2. Understanding the limits of identity politics by virtue of parodic and pastiche nature of queer/trans identity politics, as a limit of the state and hierarchical class-based political systems as site for contestation. In other words, reflecting on the ways that the state and underlying class-based systems including patriarchy and capitalism are inherently oppressive, and opening our minds and experiences to the possibility of political action outside these systems.
-> 2a. or 5. Learning from the constitution of duality in some non-hierarchical non-state societies as side by side, interactive, pre-sex/gender pre-hierarchical, duality as mutually constitutive and respectfully separate, each its own integrity and wholeness. See especially Barbara A. Mann, Iroquoian Women: The Gantowisas (above), and Giti Thadani, Sakhiyani: Lesbian Desire in Ancient and Modern India.
3. Continue and intensify the building of women’s autonomous spaces as sites we create to expand possibilities for connections with each other and develop our non-hierarchical ethics of separateness and relatedness and mutuality.
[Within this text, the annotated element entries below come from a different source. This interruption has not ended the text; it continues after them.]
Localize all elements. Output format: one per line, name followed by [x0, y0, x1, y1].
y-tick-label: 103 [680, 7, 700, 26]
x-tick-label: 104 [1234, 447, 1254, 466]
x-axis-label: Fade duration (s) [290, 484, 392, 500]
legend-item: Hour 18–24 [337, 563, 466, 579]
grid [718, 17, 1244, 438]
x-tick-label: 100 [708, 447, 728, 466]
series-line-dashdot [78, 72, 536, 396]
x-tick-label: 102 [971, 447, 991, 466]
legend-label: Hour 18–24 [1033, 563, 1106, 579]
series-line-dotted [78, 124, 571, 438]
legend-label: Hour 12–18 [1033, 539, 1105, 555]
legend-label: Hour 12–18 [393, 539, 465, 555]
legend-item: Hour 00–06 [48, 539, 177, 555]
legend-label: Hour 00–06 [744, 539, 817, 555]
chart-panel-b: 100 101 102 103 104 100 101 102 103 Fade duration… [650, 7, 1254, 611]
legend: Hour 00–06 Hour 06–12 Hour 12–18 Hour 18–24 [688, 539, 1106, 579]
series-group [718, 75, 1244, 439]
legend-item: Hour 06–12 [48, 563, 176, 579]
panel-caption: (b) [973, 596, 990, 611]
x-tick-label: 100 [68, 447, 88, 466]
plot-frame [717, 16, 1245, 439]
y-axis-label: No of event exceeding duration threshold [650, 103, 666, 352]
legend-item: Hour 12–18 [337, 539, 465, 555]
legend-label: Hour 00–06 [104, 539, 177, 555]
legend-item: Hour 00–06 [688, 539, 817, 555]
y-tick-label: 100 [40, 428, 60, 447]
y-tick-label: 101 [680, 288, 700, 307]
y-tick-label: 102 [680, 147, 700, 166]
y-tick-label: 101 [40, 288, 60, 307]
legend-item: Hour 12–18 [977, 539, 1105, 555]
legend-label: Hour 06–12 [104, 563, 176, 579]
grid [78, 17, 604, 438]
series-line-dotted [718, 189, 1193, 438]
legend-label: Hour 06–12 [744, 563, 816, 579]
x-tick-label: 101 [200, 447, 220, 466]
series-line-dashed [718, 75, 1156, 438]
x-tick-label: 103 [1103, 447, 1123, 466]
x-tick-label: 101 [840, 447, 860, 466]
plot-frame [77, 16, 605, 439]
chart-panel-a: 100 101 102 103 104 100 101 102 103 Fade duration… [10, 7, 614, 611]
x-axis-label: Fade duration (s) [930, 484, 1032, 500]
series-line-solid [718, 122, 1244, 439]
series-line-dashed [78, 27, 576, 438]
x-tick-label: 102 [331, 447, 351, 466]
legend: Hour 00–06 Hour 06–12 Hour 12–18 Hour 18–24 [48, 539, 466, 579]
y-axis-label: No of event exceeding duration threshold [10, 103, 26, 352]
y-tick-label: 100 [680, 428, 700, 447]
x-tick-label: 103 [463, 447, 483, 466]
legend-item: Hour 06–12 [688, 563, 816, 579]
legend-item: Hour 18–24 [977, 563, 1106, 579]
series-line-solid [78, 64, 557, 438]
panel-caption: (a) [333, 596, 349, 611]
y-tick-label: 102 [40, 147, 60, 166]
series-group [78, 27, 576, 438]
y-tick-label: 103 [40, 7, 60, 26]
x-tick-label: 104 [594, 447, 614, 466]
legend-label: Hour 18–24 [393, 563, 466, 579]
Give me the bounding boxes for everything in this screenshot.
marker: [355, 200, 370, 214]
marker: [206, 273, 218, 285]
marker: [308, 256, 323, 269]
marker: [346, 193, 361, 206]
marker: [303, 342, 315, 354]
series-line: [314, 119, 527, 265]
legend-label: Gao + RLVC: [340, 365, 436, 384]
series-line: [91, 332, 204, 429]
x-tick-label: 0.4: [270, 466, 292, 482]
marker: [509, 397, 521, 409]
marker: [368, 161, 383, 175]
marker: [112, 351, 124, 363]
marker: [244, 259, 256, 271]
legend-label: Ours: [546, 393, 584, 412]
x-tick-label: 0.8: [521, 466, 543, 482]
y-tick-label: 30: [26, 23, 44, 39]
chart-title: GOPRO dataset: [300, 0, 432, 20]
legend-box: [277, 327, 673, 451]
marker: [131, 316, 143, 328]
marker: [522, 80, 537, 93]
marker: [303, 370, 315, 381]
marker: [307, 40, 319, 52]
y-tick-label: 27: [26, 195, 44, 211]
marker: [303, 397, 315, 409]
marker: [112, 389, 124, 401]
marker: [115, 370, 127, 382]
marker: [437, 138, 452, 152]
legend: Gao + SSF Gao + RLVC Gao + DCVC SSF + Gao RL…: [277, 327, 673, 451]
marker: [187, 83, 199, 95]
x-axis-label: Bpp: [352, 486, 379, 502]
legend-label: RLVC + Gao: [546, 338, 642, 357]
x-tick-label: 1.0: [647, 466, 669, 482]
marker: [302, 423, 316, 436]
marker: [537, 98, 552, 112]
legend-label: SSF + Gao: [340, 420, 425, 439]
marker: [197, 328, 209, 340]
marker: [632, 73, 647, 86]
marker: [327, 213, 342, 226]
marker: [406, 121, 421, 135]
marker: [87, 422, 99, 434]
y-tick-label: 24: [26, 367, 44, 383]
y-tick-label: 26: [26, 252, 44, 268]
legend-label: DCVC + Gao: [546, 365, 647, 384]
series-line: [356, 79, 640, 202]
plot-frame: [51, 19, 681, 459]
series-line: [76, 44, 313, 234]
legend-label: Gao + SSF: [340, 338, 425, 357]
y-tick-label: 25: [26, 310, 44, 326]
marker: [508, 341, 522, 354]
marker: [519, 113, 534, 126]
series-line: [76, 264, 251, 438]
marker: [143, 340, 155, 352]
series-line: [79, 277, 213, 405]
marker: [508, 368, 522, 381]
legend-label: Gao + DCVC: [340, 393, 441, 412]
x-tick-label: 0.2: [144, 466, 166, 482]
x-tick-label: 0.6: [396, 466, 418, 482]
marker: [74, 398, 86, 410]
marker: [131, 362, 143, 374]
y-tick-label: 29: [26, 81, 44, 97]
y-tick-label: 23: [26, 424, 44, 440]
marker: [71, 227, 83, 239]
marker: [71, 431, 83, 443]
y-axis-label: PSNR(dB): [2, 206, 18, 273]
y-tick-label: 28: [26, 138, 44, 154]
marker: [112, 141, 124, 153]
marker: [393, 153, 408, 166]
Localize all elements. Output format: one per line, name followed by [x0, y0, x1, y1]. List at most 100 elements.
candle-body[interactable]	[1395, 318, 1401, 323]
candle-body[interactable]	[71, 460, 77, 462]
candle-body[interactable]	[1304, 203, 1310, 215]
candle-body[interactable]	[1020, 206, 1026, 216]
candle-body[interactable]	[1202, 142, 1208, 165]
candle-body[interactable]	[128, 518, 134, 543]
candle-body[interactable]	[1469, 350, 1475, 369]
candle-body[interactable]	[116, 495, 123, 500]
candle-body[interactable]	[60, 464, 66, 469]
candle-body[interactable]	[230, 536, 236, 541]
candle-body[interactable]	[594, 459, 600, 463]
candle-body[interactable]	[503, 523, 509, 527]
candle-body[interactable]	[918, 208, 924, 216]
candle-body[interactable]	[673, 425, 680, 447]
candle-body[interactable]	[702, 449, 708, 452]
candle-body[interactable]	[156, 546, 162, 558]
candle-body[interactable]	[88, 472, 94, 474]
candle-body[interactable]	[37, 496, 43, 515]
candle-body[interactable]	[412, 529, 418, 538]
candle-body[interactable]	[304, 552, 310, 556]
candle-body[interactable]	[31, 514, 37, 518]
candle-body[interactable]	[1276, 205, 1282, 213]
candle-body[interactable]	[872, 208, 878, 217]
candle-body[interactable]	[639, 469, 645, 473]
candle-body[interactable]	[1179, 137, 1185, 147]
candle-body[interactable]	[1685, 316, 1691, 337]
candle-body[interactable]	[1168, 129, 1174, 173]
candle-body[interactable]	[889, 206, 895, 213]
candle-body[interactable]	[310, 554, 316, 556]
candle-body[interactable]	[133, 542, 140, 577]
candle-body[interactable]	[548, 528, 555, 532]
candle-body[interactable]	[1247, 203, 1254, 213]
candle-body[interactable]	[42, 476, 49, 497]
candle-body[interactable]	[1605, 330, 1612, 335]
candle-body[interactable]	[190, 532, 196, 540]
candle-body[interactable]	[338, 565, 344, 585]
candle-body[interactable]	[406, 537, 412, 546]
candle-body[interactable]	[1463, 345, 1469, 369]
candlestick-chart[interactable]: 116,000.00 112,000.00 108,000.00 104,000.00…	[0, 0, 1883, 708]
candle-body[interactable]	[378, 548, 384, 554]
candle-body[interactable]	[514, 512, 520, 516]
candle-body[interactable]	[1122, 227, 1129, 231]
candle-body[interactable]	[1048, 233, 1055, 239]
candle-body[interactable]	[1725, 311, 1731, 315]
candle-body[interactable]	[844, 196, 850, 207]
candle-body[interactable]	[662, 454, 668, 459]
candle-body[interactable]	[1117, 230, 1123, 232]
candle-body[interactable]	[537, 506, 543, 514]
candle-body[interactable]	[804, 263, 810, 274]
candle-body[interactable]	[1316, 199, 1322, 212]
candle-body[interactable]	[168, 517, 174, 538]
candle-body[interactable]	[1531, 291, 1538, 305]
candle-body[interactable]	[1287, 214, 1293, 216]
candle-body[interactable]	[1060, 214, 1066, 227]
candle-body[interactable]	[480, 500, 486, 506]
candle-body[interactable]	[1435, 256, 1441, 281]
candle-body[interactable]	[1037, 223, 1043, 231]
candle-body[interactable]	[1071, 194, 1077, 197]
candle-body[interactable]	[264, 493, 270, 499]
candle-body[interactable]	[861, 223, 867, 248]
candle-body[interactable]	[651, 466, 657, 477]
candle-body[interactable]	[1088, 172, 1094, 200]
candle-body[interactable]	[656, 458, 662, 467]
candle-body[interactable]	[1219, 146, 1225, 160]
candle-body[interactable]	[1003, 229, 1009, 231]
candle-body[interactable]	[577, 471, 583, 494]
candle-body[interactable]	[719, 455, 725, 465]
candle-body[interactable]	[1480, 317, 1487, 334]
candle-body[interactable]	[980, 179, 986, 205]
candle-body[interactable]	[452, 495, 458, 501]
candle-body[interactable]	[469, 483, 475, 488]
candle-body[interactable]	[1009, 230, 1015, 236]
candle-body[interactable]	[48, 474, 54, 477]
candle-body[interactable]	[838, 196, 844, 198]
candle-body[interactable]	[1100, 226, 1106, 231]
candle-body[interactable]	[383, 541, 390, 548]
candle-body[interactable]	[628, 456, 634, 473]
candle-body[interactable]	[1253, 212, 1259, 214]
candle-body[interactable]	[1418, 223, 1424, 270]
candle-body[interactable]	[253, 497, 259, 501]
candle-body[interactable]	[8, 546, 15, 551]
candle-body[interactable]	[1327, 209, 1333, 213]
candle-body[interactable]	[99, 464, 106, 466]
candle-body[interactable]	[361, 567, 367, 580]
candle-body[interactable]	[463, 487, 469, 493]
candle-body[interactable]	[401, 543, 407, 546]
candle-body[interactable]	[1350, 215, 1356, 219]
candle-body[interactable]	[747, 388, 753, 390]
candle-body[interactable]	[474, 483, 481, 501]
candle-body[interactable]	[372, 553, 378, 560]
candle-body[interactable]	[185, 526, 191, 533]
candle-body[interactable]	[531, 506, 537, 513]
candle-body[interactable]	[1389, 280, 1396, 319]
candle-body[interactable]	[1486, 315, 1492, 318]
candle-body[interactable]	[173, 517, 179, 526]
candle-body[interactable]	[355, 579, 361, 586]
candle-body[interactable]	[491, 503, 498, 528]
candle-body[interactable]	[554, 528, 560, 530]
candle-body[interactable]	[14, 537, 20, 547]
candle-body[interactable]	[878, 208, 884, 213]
4. Love as an outward (e)motion to vanquish the oppressor:
In this I have been grateful for the teaching and example of women associated with the #NoDAPL movement, and the prayerful character of the actions there, see for example Lyla June’s Guide to Getting Arrested 😀. This does not negate resistance and naming oppression, it is the ground for relentlessly overcoming oppression.
In this time of perpetual war, we cannot afford to give in to despair or to resign ourselves to repetition of patterns we know are un-loving and death-dealing. Gina Heathcote, in The Law on the Use of Force: A Feminist Analysis, invokes Hannah Arendt’s concept of natality as creative possibility that allows us room to move and create new value. I relate this to the gift of material being, the body experienced from within, evolving in time, each moment a new breath. It is this material being in time, that is never dominated by patriarchal constructs in fact but only to the extent we believe in them, that allows us to find freedom.